A judge on Staten Island has temporarily halted New York City from using a former school as an emergency shelter for migrants. The decision could have significant implications for the city’s longstanding obligation to provide shelter to anyone who requests it. Mayor Eric Adams had issued an emergency order allowing the city to bypass the usual review process for opening homeless shelters, citing the “right to shelter.” However, Justice Wayne Ozzi of the State Supreme Court ruled that this right does not exist and ordered the Staten Island school to be emptied.
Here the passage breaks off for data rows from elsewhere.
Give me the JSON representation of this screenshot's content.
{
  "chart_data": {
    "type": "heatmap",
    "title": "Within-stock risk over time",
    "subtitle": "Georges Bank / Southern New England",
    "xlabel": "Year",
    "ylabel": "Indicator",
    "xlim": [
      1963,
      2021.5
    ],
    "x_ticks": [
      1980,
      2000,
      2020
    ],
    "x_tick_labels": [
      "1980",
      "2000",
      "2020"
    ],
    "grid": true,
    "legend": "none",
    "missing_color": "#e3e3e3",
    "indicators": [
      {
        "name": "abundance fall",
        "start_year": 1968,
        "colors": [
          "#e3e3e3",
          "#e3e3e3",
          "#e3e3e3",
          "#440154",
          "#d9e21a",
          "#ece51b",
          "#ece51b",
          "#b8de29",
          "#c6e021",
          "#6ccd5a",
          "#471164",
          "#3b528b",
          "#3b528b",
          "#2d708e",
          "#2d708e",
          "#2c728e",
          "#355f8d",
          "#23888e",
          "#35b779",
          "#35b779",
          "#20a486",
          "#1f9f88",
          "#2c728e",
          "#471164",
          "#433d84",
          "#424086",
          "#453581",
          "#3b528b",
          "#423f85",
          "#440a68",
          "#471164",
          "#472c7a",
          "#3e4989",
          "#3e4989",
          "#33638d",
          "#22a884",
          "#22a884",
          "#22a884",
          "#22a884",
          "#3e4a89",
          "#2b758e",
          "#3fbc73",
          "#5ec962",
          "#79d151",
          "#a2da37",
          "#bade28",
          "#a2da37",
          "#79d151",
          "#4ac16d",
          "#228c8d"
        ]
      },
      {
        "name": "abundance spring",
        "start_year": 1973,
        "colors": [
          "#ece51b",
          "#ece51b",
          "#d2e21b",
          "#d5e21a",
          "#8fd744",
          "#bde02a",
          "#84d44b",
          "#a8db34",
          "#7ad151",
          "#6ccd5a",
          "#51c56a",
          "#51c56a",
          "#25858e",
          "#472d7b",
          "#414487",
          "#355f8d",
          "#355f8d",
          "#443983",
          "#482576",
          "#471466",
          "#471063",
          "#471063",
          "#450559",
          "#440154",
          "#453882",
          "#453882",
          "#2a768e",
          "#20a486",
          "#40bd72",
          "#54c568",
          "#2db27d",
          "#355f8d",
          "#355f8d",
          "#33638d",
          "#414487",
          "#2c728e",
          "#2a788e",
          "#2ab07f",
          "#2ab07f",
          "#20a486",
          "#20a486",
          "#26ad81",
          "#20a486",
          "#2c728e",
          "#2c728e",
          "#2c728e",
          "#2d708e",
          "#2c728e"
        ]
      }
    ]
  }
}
The city has struggled to provide housing for the more than 110,000 migrants who have entered its shelter system since last year due to the legal obligation to offer shelter to the homeless. In response to the ruling, a spokeswoman for the mayor stated that they would immediately appeal, believing the ruling to be incorrect and a threat to their efforts to manage the humanitarian crisis. Meanwhile, Joshua Goldfein, a staff attorney for the Legal Aid Society, which filed the litigation that led to the “right to shelter,” argued that the decision in Staten Island is legally and factually wrong.
The ruling has the potential to complicate matters for the city, which has been arguing in court that the crisis necessitates housing migrants in various locations. The city has also sought relief from the “right to shelter” agreement in a separate case, in an attempt to avoid having to house every migrant. The judge in that case has directed the city to submit proposals for changes to the agreement. The ruling on Staten Island may effectively overturn the “right to shelter” entirely, according to Louis Gelormino, one of the lawyers representing the homeowners and politicians who brought the suit. The case has already gone through one round of legal battles, with the city winning an appeal last month that allowed the shelter to open.